Sure, .blend files are basically useless outside of Blender, and that's why there's an export command that lets you export what you made into other format like .X3D (xml based) for example or even Wavefront .obj file.
But can you guarantee that no information is lost by exporting? I personally have my doubts (and I had bad experience with the Blender exporters in the past on this point; perhaps the bugs are fixed now).
In my opinion Blender should introduce two file formats:
- .blend: The existing format; fast to load, save etc., but not for reading from external programs
- .blend_external: A format that presents exactly the same information as a .blend file, but can be read easily by external software and is thus completely documented in all details. Perhaps more slow to load/save (which should not matter for the purposes of .blend_external).
> But can you guarantee that no information is lost by exporting?
You practically never can when exporting in any format, from any program, since few formats are subsets of any others. The important thing is to be able to export the information you need. Most formats cover the same things, so chances are you can export what you need.
FWIW, I've seen a few projects that import blend files. Serialized memory dumps are not a bad thing and are easy to write loaders for (as long as they're documented sufficiently and/or have libraries available.)
I don't see why you would need to have a separate format. As long as .blend is fully documented up to the point of being able to recover all the application-agnostic data I don't see a benefit to splitting off another format. It might make sense to omit the Blender-specific UI data and so on, but I don't think that really needs a separate format to accomplish.

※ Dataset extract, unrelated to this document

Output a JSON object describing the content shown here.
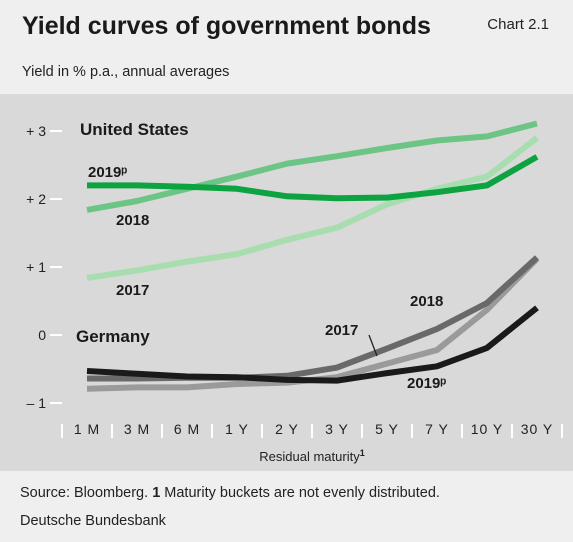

> and I had bad experience with the Blender exporters in the past on this point
Bad experiences with Blender exporters will probably never cease. Many of them are written by a single person to scratch an itch and do the minimum they need from it. That isn't to say you won't find quality ones, but unless and until all formats have exporters in-tree and are dutifully maintained, there will be occasional breakage. The good news is the quality tends upward, so exporters for common formats are probably a lot less disappointing today than when you last tried them.
This is pretty much the same dilemma as all content creation packages - whether 3D software, audio, CAD, video editing etc. Internal formats need to be fast and robust to frequent revisions, and will inevitably support procedural transformations on data that are unique to that software (eg a particular mesh modifier, particle system, audio compressor or video effect).
So external formats become quite difficult to specify, and generally require that everything gets baked/bounced down to the lowest common denominator - eg per-frame animation channels, or EDL-level edits in a video.
The .blend format isn't actually that bad, if you really need to access it. I've seen a number of external libraries written in C or Python that do this, and it's one of those formats where you can skip over the unknowns (as indeed Blender itself does when loading files from the future).
If you want to do 3D interchange, this will depend much on your particular application. We have FBX for mesh, scene and animation data which is pretty good. OBJ is always there for the simplest of things. ABC (Alembic) support is coming to Blender for more complex geometry, and there's talk of OpenVDB for voxel data.
Other roads out include numerous exporters for various game platforms - THREE.js, the new Khronos gITF format or OpenGEX.